Because “knowledge is the critical resource rather than others and it is generally poorly managed” (Earl, 2001, p.215), KM research is needed. The literature in several disciplines and management practices indicate how important it is for knowledge to be managed. KM is a new science aiming at reorganizing business organizations around immaterial richness by a process of capturing, sharing and re-using knowledge (Davenport, 1998). As Jennex et al (2003, p.1) note: “Organizations are much more likely to capture knowledge benefits if they have an organizational KM strategy.” The development, implementation and use of organizational knowledge require specific strategies suitable for setting up KM and the alignment of KM strategies with business strategies to ensure that KM is an integral part of a corporate strategy (Abou-Zeid, 2003 ; Asoh et al, 2003 ; Sharkie, 2003, Roth, 2003). As Asoh et al (2003) note, there has been little research into the alignment of KM with business strategies. Also, there seems to be a “lack of strategic models to link KM efforts and business strategy” (Maier, 2001, p.3). A lack of alignment can lead to poor strategic planning, which in turn can lead to the misuse of resources (Luftman, 2004) and poor performance.

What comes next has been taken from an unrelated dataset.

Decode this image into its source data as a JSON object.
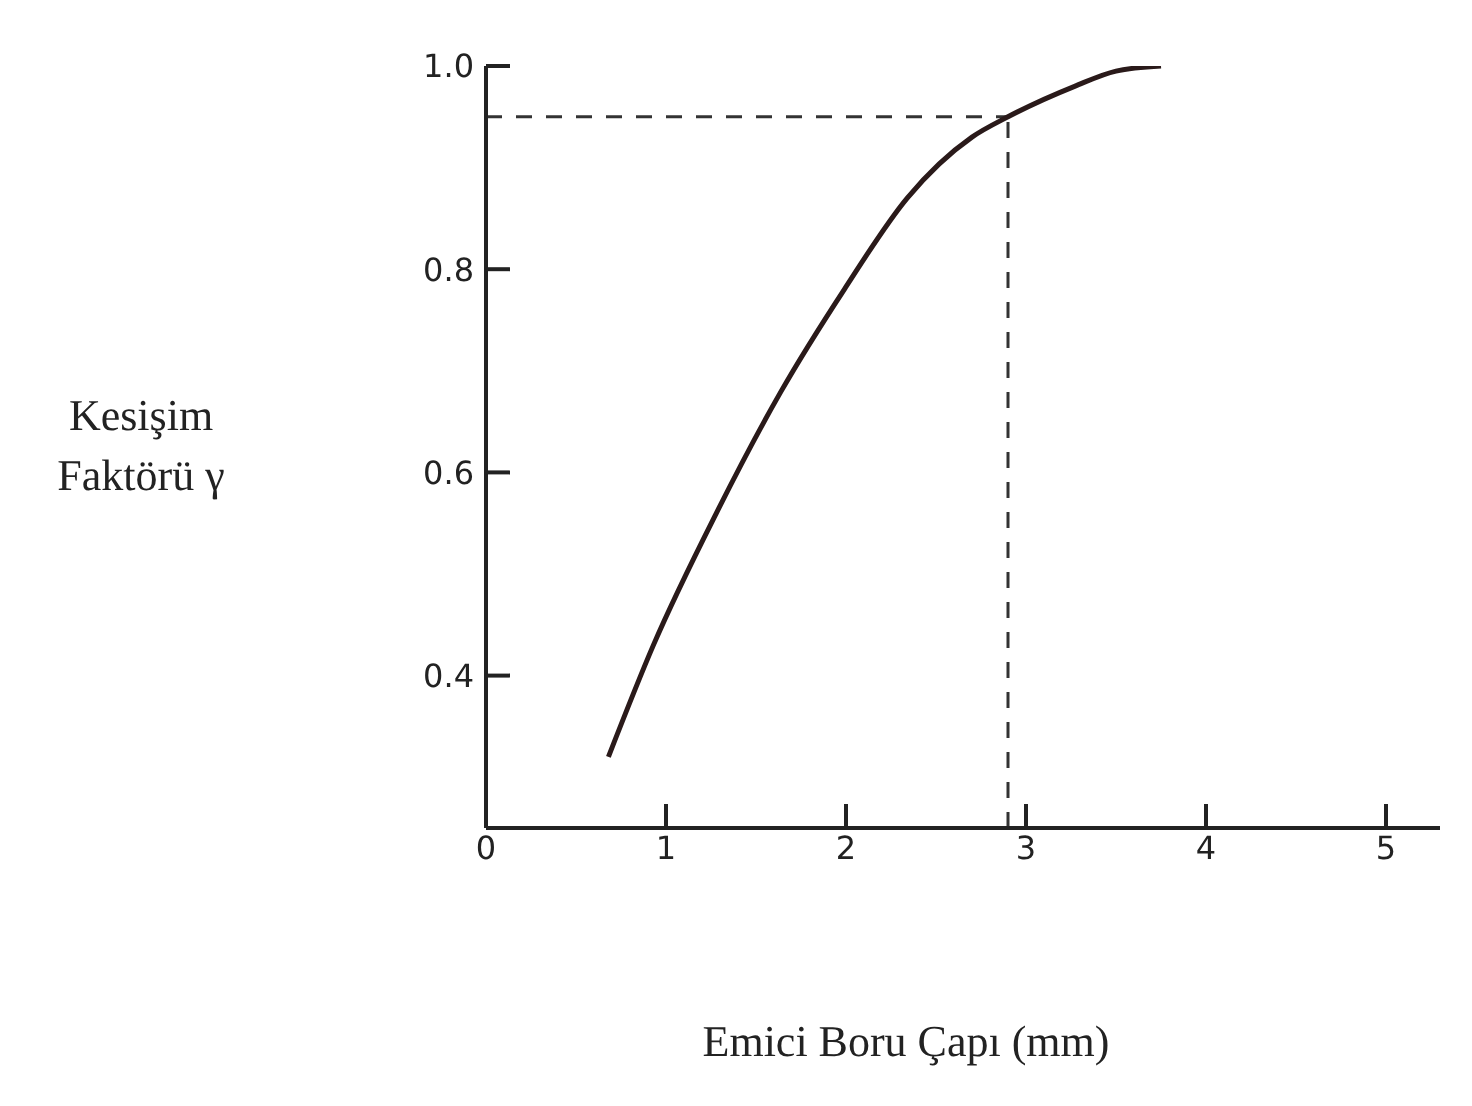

Having the wrong strategy or no strategy causes organizations to fail to utilize their knowledge (Hansen et al, 1999). The authors of this article stress that it is not easy to undertake a study of the strategic alignment of KM and business. Such research requires clarification of terms, as Asoh et al (2003, pp.40-41) state: “First, the different perspectives of knowledge and KM may mean that researchers cannot come to terms concerning what exactly has to be aligned. Second, there is persistent confusion between the terms information and knowledge. Third, because of the confusion between information and knowledge, researchers may think they are working on KM when in fact they are researching information systems or information technologies (IS/IT). Fourth, there is a similar degree of confusion between knowledge strategies and KM strategies.”